Kabarjatim.id | Pasuruan — Badan Pusat Statistik (BPS) Kabupaten Pasuruan menggelar Rapat Koordinasi dan Sosialisasi Program Desa Cantik (Desa Cinta Statistik) Tahun 2026 di Balai Desa Randupitu, Rabu (20/5/2026). Kegiatan yang berlangsung mulai pukul 09.00 hingga 12.00 WIB tersebut menjadi langkah awal penguatan budaya sadar data di tingkat desa sekaligus mendorong transformasi Desa Randupitu menuju desa digital berbasis statistik.
Kegiatan ini dihadiri seluruh perangkat desa, BPD, PKK, perwakilan RT/RW, Karang Taruna Sakera Muda, KIM Gempar, Dinas Lingkungan Hidup Kabupaten Pasuruan, serta tim dari BPS Kabupaten Pasuruan.
Acara dibuka langsung oleh Kepala Desa Randupitu, Mochammad Fuad, yang menyampaikan apresiasi atas dipilihnya Desa Randupitu dalam pelaksanaan Program Desa Cantik Tahun 2026.
Dalam sambutannya, Mochammad Fuad berharap program tersebut mampu meningkatkan kapasitas aparatur desa dalam mengelola data yang akurat dan valid sehingga mendukung perencanaan pembangunan desa yang lebih tepat sasaran.
Program Desa Cantik sendiri merupakan inisiatif strategis Badan Pusat Statistik untuk meningkatkan literasi statistik, pengelolaan data, serta pemanfaatan data di tingkat desa dan kelurahan. Melalui program ini, desa didorong mampu menyusun pembangunan berbasis data yang akurat, terukur, dan berkelanjutan.
“Harapan kami kepada pemerintah, melalui program Desa Cantik ini, data yang dihasilkan benar-benar data yang selalu ter-update. Sementara harapan kepada masyarakat, agar semua warga, khususnya para pemuda Desa Randupitu, bisa selalu kompak membantu desa, terutama dalam hal pengelolaan sampah,” ujar Mochammad Fuad.
Dalam kegiatan sosialisasi tersebut, peserta mendapatkan pemaparan materi dari sejumlah narasumber BPS Kabupaten Pasuruan, yakni Statistisi Muda BPS Kabupaten Pasuruan Mia Mahera Maharani, SST, Statistisi Pertama Debita Tejo Saputri, SST, serta Statistisi Pelaksana Arief Laksono.

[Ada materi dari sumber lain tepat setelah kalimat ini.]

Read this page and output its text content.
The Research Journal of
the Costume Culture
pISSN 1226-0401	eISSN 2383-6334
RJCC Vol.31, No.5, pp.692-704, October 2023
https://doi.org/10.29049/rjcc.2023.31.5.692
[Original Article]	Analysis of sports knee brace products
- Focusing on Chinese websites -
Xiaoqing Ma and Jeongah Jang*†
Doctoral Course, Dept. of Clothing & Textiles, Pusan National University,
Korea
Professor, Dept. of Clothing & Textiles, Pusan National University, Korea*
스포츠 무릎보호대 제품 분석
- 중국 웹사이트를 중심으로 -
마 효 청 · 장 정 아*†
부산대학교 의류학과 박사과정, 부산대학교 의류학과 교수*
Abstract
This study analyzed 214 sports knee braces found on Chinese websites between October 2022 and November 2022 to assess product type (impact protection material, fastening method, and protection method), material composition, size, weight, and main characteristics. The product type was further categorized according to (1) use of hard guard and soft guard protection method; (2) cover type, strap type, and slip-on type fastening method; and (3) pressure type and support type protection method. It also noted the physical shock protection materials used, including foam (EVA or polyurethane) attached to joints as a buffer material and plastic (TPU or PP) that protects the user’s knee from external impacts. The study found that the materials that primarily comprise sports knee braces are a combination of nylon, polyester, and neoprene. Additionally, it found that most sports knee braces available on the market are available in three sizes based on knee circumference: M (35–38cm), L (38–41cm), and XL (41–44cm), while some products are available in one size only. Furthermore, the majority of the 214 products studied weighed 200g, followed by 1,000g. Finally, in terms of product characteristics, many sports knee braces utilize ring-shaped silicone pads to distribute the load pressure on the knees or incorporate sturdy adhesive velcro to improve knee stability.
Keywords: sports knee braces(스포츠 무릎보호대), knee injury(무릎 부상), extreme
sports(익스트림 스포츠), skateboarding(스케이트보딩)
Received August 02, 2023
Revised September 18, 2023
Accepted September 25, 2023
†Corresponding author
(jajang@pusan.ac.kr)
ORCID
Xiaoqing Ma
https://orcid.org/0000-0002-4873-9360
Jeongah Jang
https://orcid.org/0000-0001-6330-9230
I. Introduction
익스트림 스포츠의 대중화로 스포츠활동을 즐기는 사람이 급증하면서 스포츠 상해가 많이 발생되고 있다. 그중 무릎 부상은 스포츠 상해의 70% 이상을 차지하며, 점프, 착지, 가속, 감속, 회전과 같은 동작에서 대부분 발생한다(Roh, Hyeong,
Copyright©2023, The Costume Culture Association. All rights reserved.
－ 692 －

Para narasumber menjelaskan pentingnya pengelolaan data statistik desa yang akurat dan terintegrasi sebagai dasar penyusunan kebijakan pembangunan desa. Peserta juga dibekali pemahaman terkait tata kelola data, pemanfaatan teknologi informasi, hingga penguatan kapasitas aparatur desa dalam pengelolaan statistik sektoral.
Suasana kegiatan berlangsung aktif dan interaktif. Peserta tampak antusias mengikuti sesi pemaparan dan diskusi mengenai tantangan pengelolaan data di tingkat desa. Melalui kegiatan tersebut, Desa Randupitu diharapkan mampu menjadi desa yang lebih siap dalam mengelola serta memanfaatkan data statistik guna mendukung pembangunan yang efektif, transparan, dan berkelanjutan.
Pada kesempatan yang sama, Mochammad Fuad juga menegaskan komitmennya untuk membawa Randupitu menjadi desa modern berbasis digital dengan memanfaatkan teknologi dalam sistem pengelolaan data desa.
“Kita ingin membangun desa digital atau statistik agar bisa mengumpulkan data-data melalui aplikasi. Jadi, semua data krusial berada di dalam genggaman atau dalam pantauan kepala desa secara real-time,” tegasnya.
Melalui rapat koordinasi dan sosialisasi ini, sinergi antara pemerintah desa, masyarakat, dan BPS Kabupaten Pasuruan diharapkan semakin kuat dalam menyukseskan Program Desa Cantik Tahun 2026 sekaligus memperkuat tata kelola pembangunan desa berbasis data yang modern dan transparan.